Tipsy, he could laugh. They’d probably taken three sips each. But if she wanted to blame it on that who was he to stop her? Who was he to question that, even as the wine glasses mocked him half a foot away on the side table?

 

“Just an accident,” He tried to soothe, but his voice could never be considered steady in that moment, “It didn’t mean anything. We don’t need to worry about it.”

 

“What if one of the girls had seen?”

 

“They didn’t.” Cregan stood, walking over to her and gently catching her by the elbow, “Hey, look at me. Listen.”

 

She looked to him with eyes full of tears and he wanted to punch himself in the face. 

 

“We’re good, right? I’m good, you’re good. No one saw. No one knows. We were lonely and drunk and it was an accident and we don’t have to dwell on it.”

 

“We’re good?”

 

“We’re good. I promise you.
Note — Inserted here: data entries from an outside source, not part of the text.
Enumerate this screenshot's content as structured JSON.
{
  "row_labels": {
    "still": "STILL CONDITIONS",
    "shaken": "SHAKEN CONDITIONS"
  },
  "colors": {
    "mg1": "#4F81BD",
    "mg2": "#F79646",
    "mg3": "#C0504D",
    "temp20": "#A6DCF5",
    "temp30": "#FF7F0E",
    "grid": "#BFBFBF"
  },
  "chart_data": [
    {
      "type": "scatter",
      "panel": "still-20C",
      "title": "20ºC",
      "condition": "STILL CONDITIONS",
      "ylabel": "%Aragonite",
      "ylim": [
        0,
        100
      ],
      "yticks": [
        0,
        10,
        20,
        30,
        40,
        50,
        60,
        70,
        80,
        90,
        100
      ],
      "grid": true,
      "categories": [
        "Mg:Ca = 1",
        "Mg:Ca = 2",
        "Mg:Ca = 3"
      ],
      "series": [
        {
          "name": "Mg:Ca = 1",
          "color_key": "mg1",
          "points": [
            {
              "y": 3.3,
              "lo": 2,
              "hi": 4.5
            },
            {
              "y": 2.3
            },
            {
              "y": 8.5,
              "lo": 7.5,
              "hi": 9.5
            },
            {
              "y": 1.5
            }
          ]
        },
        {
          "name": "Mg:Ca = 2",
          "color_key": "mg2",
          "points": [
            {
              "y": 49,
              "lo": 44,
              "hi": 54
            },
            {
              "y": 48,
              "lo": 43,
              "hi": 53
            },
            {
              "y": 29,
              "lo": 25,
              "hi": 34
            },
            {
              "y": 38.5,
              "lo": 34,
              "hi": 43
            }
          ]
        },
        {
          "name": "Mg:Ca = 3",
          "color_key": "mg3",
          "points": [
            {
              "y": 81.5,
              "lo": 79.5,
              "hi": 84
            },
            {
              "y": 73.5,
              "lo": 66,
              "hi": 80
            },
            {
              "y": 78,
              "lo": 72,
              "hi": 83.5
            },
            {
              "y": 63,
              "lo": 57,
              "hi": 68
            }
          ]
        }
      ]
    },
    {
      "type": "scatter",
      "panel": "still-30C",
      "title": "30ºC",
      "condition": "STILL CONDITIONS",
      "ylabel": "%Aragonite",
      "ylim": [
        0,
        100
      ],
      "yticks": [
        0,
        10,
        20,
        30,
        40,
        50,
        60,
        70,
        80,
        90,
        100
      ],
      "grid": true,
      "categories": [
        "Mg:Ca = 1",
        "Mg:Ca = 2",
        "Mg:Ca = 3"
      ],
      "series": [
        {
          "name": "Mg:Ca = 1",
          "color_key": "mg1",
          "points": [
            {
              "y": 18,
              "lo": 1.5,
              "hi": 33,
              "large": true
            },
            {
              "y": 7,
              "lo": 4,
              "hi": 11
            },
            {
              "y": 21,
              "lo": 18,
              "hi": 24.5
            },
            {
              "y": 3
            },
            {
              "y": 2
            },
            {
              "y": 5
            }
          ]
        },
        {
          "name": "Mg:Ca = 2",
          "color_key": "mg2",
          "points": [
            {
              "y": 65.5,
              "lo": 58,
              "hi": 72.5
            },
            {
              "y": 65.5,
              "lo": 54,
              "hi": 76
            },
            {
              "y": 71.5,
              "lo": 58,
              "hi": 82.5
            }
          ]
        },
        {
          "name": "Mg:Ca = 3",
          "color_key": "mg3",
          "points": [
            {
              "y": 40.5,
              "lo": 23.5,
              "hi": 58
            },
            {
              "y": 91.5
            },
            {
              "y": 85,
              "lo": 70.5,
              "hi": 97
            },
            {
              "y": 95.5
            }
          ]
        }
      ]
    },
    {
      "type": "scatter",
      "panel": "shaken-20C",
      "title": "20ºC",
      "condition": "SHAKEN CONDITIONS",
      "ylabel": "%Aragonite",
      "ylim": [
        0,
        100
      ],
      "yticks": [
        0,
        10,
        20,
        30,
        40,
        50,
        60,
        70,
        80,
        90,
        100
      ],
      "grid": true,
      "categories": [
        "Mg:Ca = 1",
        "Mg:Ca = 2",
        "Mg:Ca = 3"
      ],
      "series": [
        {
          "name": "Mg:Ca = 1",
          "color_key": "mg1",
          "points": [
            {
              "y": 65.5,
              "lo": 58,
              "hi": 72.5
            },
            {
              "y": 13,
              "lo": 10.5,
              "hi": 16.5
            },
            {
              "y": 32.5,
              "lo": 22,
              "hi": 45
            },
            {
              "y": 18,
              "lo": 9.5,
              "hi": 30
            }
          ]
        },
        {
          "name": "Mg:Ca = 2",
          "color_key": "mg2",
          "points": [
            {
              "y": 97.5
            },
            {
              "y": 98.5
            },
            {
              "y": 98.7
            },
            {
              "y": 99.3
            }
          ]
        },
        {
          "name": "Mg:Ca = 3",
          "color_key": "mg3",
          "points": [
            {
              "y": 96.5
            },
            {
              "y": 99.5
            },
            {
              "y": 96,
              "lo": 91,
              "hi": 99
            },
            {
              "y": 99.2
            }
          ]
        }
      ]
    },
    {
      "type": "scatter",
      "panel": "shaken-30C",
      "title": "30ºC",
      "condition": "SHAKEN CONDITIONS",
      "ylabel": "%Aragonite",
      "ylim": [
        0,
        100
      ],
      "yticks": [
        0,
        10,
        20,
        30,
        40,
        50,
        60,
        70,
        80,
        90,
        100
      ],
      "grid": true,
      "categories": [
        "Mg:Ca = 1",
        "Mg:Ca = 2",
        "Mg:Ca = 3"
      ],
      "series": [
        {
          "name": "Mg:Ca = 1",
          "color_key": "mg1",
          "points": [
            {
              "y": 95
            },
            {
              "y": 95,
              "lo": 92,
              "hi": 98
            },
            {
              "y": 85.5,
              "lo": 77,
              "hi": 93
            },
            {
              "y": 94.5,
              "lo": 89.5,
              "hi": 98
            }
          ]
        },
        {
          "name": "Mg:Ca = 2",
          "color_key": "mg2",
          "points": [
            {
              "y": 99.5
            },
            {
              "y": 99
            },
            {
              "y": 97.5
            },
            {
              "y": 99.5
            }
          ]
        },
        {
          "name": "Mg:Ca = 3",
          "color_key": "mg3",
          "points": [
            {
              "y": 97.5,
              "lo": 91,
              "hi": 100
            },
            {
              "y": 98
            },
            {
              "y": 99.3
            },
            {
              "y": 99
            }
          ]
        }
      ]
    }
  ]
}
I’m not going anywhere and tomorrow we will be back to normal.”

 

Another lie, but it was one he had to tell for her sake and for his own. Part of him would never come back from this, but he'd do whatever she asked of him.

 

“We can’t lose you,” She sobbed into her hand, leaning into his palm on her elbow, “They need you, Cregan.”

 

“They won’t lose me and neither will you. It was an accident.”

 

She nodded, sniffling. 

 

“I’m going to go,” Cregan said, feeling sick to his stomach, “and I’m going to get in my car and go home and when I see you next, we will be back to our normal selves.”

 

“I’m so sorry.”

 

“Don’t,” he begged, “It’s not your fault. You’re okay.”

 

It took more effort than he thought it would to pull away from her, to turn his back on her and walk through the kitchen and the garage without looking back, to get into his car and pull out of her driveway without stopping himself. 

 

He made it around the street corner before he faltered, pulling over to the side of the road and letting his head fall into his hands. 

 

We’re good, he kept saying to himself, again and again and again, and it was another lie.